How do I make Beautiful Landscapes?
Many authors have written on this subject. The internet is jam-packed full of great blogs, articles and tutorials on how to photograph landscapes. So much has been written about equipment, the rules of composition, how to expose for a better dynamic range, foreground interest, the golden hour and so forth. The mere fact that so much had been written and I am writing even more, supports the fact that landscape photography is not as easy as we would think it ought to be.
The Essence of a Landscape
I believe the first thing we tend to overlook is that our experience of a landscape is often a full sensory experience…. We see (in 3D), we smell, we hear, we physically feel temperatures and textures, sometimes we even taste and we certainly have some or other emotional response to the landscape or scene we are experiencing.

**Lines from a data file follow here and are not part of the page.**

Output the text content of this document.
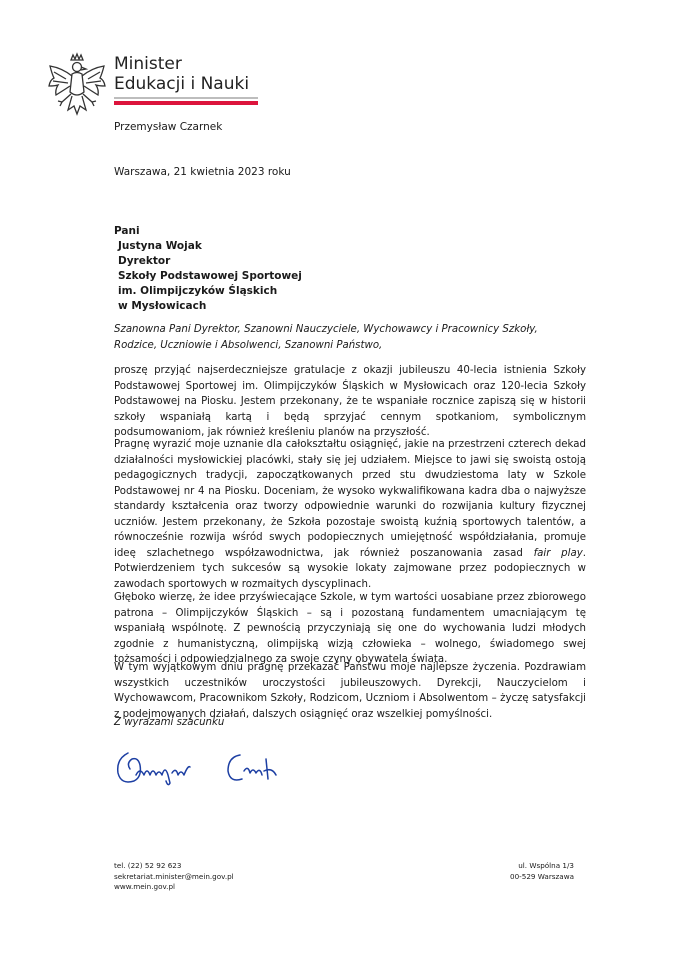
Minister
Edukacji i Nauki
Przemysław Czarnek
Warszawa, 21 kwietnia 2023 roku
Pani
Justyna Wojak
Dyrektor
Szkoły Podstawowej Sportowej
im. Olimpijczyków Śląskich
w Mysłowicach
Szanowna Pani Dyrektor, Szanowni Nauczyciele, Wychowawcy i Pracownicy Szkoły, Rodzice, Uczniowie i Absolwenci, Szanowni Państwo,
proszę przyjąć najserdeczniejsze gratulacje z okazji jubileuszu 40-lecia istnienia Szkoły Podstawowej Sportowej im. Olimpijczyków Śląskich w Mysłowicach oraz 120-lecia Szkoły Podstawowej na Piosku. Jestem przekonany, że te wspaniałe rocznice zapiszą się w historii szkoły wspaniałą kartą i będą sprzyjać cennym spotkaniom, symbolicznym podsumowaniom, jak również kreśleniu planów na przyszłość.
Pragnę wyrazić moje uznanie dla całokształtu osiągnięć, jakie na przestrzeni czterech dekad działalności mysłowickiej placówki, stały się jej udziałem. Miejsce to jawi się swoistą ostoją pedagogicznych tradycji, zapoczątkowanych przed stu dwudziestoma laty w Szkole Podstawowej nr 4 na Piosku. Doceniam, że wysoko wykwalifikowana kadra dba o najwyższe standardy kształcenia oraz tworzy odpowiednie warunki do rozwijania kultury fizycznej uczniów. Jestem przekonany, że Szkoła pozostaje swoistą kuźnią sportowych talentów, a równocześnie rozwija wśród swych podopiecznych umiejętność współdziałania, promuje ideę szlachetnego współzawodnictwa, jak również poszanowania zasad fair play. Potwierdzeniem tych sukcesów są wysokie lokaty zajmowane przez podopiecznych w zawodach sportowych w rozmaitych dyscyplinach.
Głęboko wierzę, że idee przyświecające Szkole, w tym wartości uosabiane przez zbiorowego patrona – Olimpijczyków Śląskich – są i pozostaną fundamentem umacniającym tę wspaniałą wspólnotę. Z pewnością przyczyniają się one do wychowania ludzi młodych zgodnie z humanistyczną, olimpijską wizją człowieka – wolnego, świadomego swej tożsamości i odpowiedzialnego za swoje czyny obywatela świata.
W tym wyjątkowym dniu pragnę przekazać Państwu moje najlepsze życzenia. Pozdrawiam wszystkich uczestników uroczystości jubileuszowych. Dyrekcji, Nauczycielom i Wychowawcom, Pracownikom Szkoły, Rodzicom, Uczniom i Absolwentom – życzę satysfakcji z podejmowanych działań, dalszych osiągnięć oraz wszelkiej pomyślności.
Z wyrazami szacunku
tel. (22) 52 92 623
sekretariat.minister@mein.gov.pl
www.mein.gov.pl
ul. Wspólna 1/3
00-529 Warszawa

We then record all of this on a two dimensional medium and experience a sense of not having captured the essence of what we had seen.
Ansel Adams said: “Landscape photography is the supreme test of the photographer, and often the supreme disappointment.” I cannot recall if I ever knew the context in which he made this statement and I will not make any assumptions relating to that, however I would like to borrow this quote to bring across the point I am trying to make. We often are left feeling disappointed with our landscape images because we have failed to capture the essence of the landscape, the essence being that very “something” that inspired us to make the image in the first place.